The INF Treaty prohibits the development or use of ground-launched cruise missiles (GLCMs) with a range of 500km to 5,500km. The United States finds Russia to be in violation of the treaty, with U.S. Director of National Intelligence Daniel Coats, noting that Russia tested the 9M729 missile from a fixed ground launcher to a distance “well over” 500km. The same report from the Congressional Research Service mentioned that Russia also tested the missile from a mobile launcher to distances under 500km.

Russia continues to deny the claims that they are violating the 1987 Agreement, arguing that the 9M729 (which is an upgraded version of the INF-compliant 9M728 missile)  has a shorter range than its predecessor due to added weight from a new guidance system and more powerful warhead. In Geneva earlier this month, Russia offered to allow the U.S. to inspect the missile; the U.S. denied the offer, with Undersecretary of State for Arms Control and International Security Andrea Thompson stating,“To see the missile does not confirm the distance that missile can travel.”

Russia responded to the declination of its invitation with a public exhibition of the 9M729 missile, in which it displayed the closed missile canister for the 9M729 and the upgraded launcher system accompanying it. As the canister was closed, there was no way to view the actual missile itself.

The United States has emphatically expressed that the Russian missile violates the INF treaty and that it seeks to bring Russia back into compliance. Secretary of Defense Mattis bluntly stated in October 2018 that if Russia fails to comply, “the U.S. will need to match its capabilities to protect U.S. and NATO interests.” This statement was coupled with media reports indicating a U.S. effort to begin researching ground-launched INF-range missiles in response.

A U.S. effort to match Russia’s INF-violating capability by researching and preparing these capabilities is ill-founded and ill-advised. With the looming threat of a U.S. exit from the treaty, such actions signal a lack of interest in diplomatic solutions to arms control and thus threaten both the United States and Russia with an arms race.
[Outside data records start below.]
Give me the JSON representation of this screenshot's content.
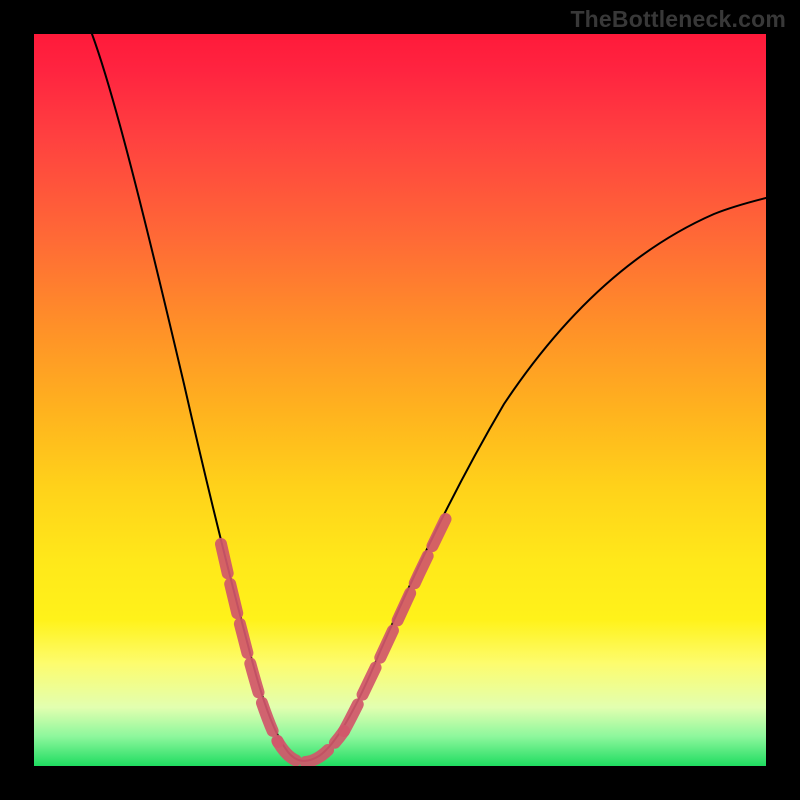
{
  "watermark": "TheBottleneck.com",
  "chart_data": {
    "type": "line",
    "title": "",
    "xlabel": "",
    "ylabel": "",
    "xlim": [
      0,
      100
    ],
    "ylim": [
      0,
      100
    ],
    "grid": false,
    "legend": false,
    "background_gradient": {
      "top": "#ff1a3a",
      "mid": "#ffe81a",
      "bottom": "#1fdc60"
    },
    "series": [
      {
        "name": "bottleneck-curve",
        "color": "#000000",
        "x": [
          0,
          5,
          10,
          15,
          20,
          22,
          25,
          28,
          30,
          32,
          34,
          36,
          40,
          45,
          50,
          55,
          60,
          65,
          70,
          75,
          80,
          85,
          90,
          95,
          100
        ],
        "values": [
          100,
          88,
          76,
          63,
          48,
          41,
          31,
          19,
          11,
          5,
          2,
          1,
          2,
          6,
          13,
          21,
          29,
          37,
          45,
          52,
          59,
          65,
          70,
          74,
          77
        ]
      }
    ],
    "overlay_dashed_segments": [
      {
        "name": "left-slope-marker",
        "color": "#d1576a",
        "x_range": [
          20,
          29
        ]
      },
      {
        "name": "valley-marker",
        "color": "#d1576a",
        "x_range": [
          29,
          42
        ]
      },
      {
        "name": "right-slope-marker",
        "color": "#d1576a",
        "x_range": [
          42,
          53
        ]
      }
    ]
  }
}
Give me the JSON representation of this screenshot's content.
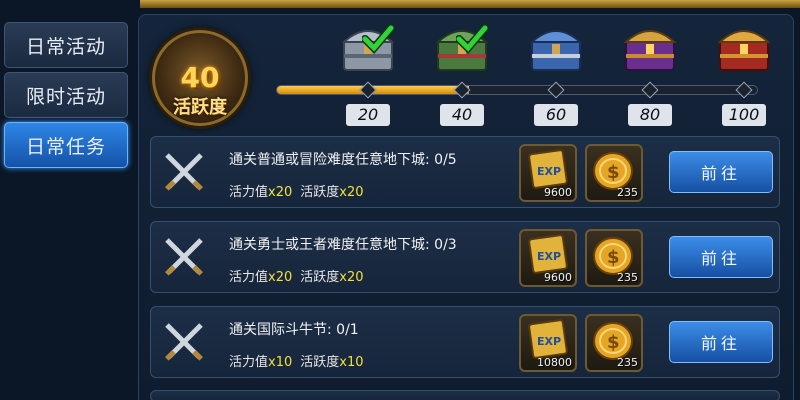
{
  "tabs": [
    {
      "label": "日常活动",
      "active": false
    },
    {
      "label": "限时活动",
      "active": false
    },
    {
      "label": "日常任务",
      "active": true
    }
  ],
  "activity": {
    "points": "40",
    "label": "活跃度",
    "progress_fraction": 0.4
  },
  "milestones": [
    {
      "value": "20",
      "claimed": true,
      "chest": "silver-chest-icon"
    },
    {
      "value": "40",
      "claimed": true,
      "chest": "green-chest-icon"
    },
    {
      "value": "60",
      "claimed": false,
      "chest": "blue-chest-icon"
    },
    {
      "value": "80",
      "claimed": false,
      "chest": "purple-chest-icon"
    },
    {
      "value": "100",
      "claimed": false,
      "chest": "red-chest-icon"
    }
  ],
  "tasks": [
    {
      "title": "通关普通或冒险难度任意地下城: 0/5",
      "vitality_label": "活力值",
      "vitality_mult": "x20",
      "activity_label": "活跃度",
      "activity_mult": "x20",
      "exp_count": "9600",
      "gold_count": "235",
      "button": "前往"
    },
    {
      "title": "通关勇士或王者难度任意地下城: 0/3",
      "vitality_label": "活力值",
      "vitality_mult": "x20",
      "activity_label": "活跃度",
      "activity_mult": "x20",
      "exp_count": "9600",
      "gold_count": "235",
      "button": "前往"
    },
    {
      "title": "通关国际斗牛节: 0/1",
      "vitality_label": "活力值",
      "vitality_mult": "x10",
      "activity_label": "活跃度",
      "activity_mult": "x10",
      "exp_count": "10800",
      "gold_count": "235",
      "button": "前往"
    }
  ],
  "colors": {
    "accent": "#2f86e6",
    "gold": "#ffcd4a",
    "multiplier": "#f2e13a"
  }
}
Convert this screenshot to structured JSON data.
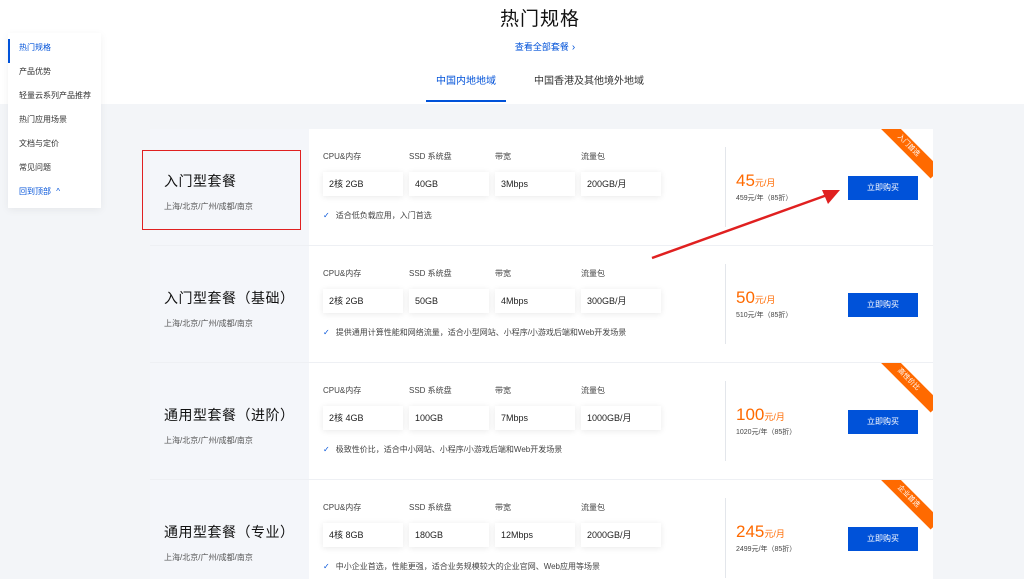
{
  "header": {
    "title": "热门规格",
    "view_all": "查看全部套餐",
    "tabs": [
      {
        "label": "中国内地地域",
        "active": true
      },
      {
        "label": "中国香港及其他境外地域",
        "active": false
      }
    ]
  },
  "sidebar": {
    "items": [
      {
        "label": "热门规格",
        "active": true
      },
      {
        "label": "产品优势"
      },
      {
        "label": "轻量云系列产品推荐"
      },
      {
        "label": "热门应用场景"
      },
      {
        "label": "文档与定价"
      },
      {
        "label": "常见问题"
      },
      {
        "label": "回到顶部"
      }
    ]
  },
  "spec_labels": [
    "CPU&内存",
    "SSD 系统盘",
    "带宽",
    "流量包"
  ],
  "buy_label": "立即购买",
  "plans": [
    {
      "name": "入门型套餐",
      "regions": "上海/北京/广州/成都/南京",
      "specs": [
        "2核 2GB",
        "40GB",
        "3Mbps",
        "200GB/月"
      ],
      "desc": "适合低负载应用，入门首选",
      "price": "45",
      "price_unit": "元/月",
      "yearly": "459元/年（85折）",
      "ribbon": "入门首选"
    },
    {
      "name": "入门型套餐（基础）",
      "regions": "上海/北京/广州/成都/南京",
      "specs": [
        "2核 2GB",
        "50GB",
        "4Mbps",
        "300GB/月"
      ],
      "desc": "提供通用计算性能和网络流量，适合小型网站、小程序/小游戏后端和Web开发场景",
      "price": "50",
      "price_unit": "元/月",
      "yearly": "510元/年（85折）",
      "ribbon": ""
    },
    {
      "name": "通用型套餐（进阶）",
      "regions": "上海/北京/广州/成都/南京",
      "specs": [
        "2核 4GB",
        "100GB",
        "7Mbps",
        "1000GB/月"
      ],
      "desc": "极致性价比，适合中小网站、小程序/小游戏后端和Web开发场景",
      "price": "100",
      "price_unit": "元/月",
      "yearly": "1020元/年（85折）",
      "ribbon": "高性价比"
    },
    {
      "name": "通用型套餐（专业）",
      "regions": "上海/北京/广州/成都/南京",
      "specs": [
        "4核 8GB",
        "180GB",
        "12Mbps",
        "2000GB/月"
      ],
      "desc": "中小企业首选，性能更强，适合业务规模较大的企业官网、Web应用等场景",
      "price": "245",
      "price_unit": "元/月",
      "yearly": "2499元/年（85折）",
      "ribbon": "企业首选"
    }
  ],
  "colors": {
    "accent": "#0052d9",
    "price": "#ff6a00",
    "annotation": "#e02020"
  }
}
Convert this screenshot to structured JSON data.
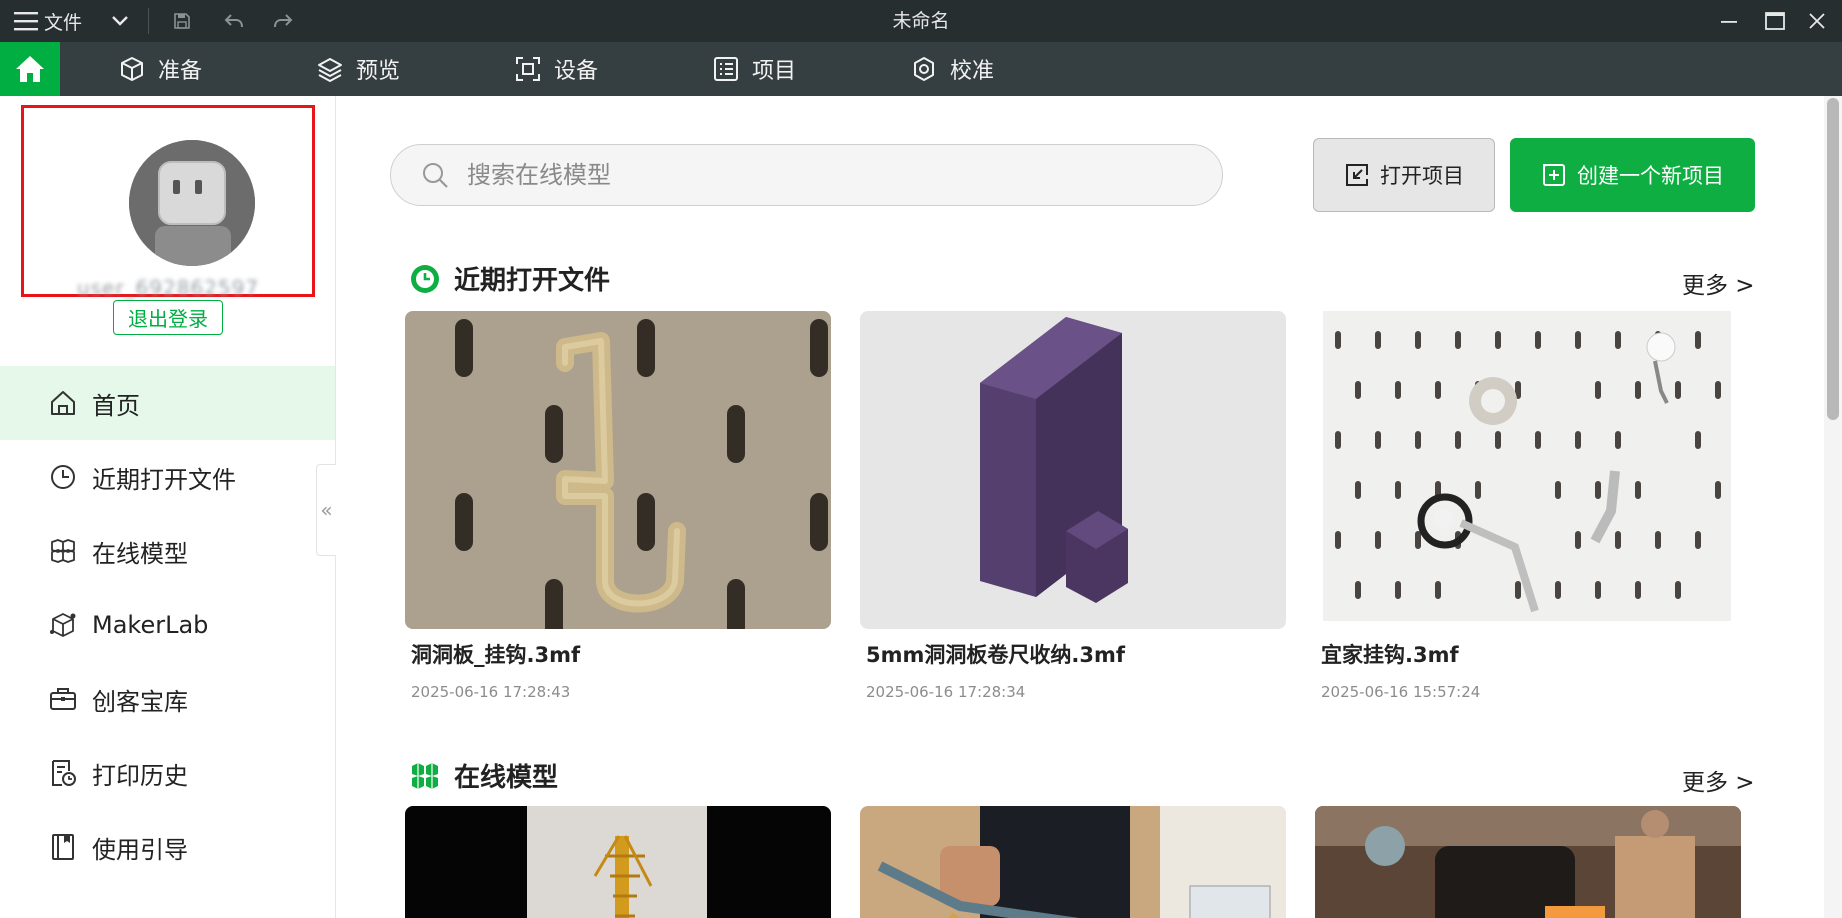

A previous blog post by William Lucier made clear that “In devising a strategy to counter the Russian missile deployments, it is important to keep in mind that the issue is not a deterrence issue but rather one of arms control.” The United States’ nuclear arsenal, as it stands currently, is enough to deter any Russian nuclear aggression, so there is no reason to incentivize an arms race—the U.S. should seek to solve the issue diplomatically.

Historically, the U.S. has attempted to enforce arms control through joint reduction of nuclear arsenals, through treaties such as New START. However, the current response to Russian non-compliance, which is to simply back out of the treaty, does not signal congruency with this tactic, nor does it demonstrate treaty sanctity to Russia. Failed conversations at Geneva in early January and the U.S. refusal to investigate the 9M729 missile only add to the notion of U.S. disinterest in arms control.

The U.S. has clear evidence that the 9M729 missile violates the INF treaty, despite Russian claims of decreased range capability. Russia has failed to provide sufficient evidence that the missile has been modified to be INF compliant. This does not mean, however, that a “hands-off” plan of action is preferable.

The United States should reassert its strategic interest in arms control diplomacy through active negotiation and discussion with Russia. Russian Foreign Minister Sergei Lavrov has expressed interest in working with the U.S. to salvage the treaty. By declining invitations from the Russians to investigate treaty-violating arms, the U.S. has failed to seize an opportunity to enforce global nuclear arms control. While Russia may not give sufficient access necessary to verify a weapon’s specifications, the U.S. should accept Russian invitations to do so, as these invitations may provide ample opportunity to showcase Russia’s violations or uncooperativeness to the world. The U.S. should act upon Lavrov’s supposed interest in saving the treaty as an opportunity restore the successful tactic of diplomatic arms control, or eventually call Russia out on its insincerity.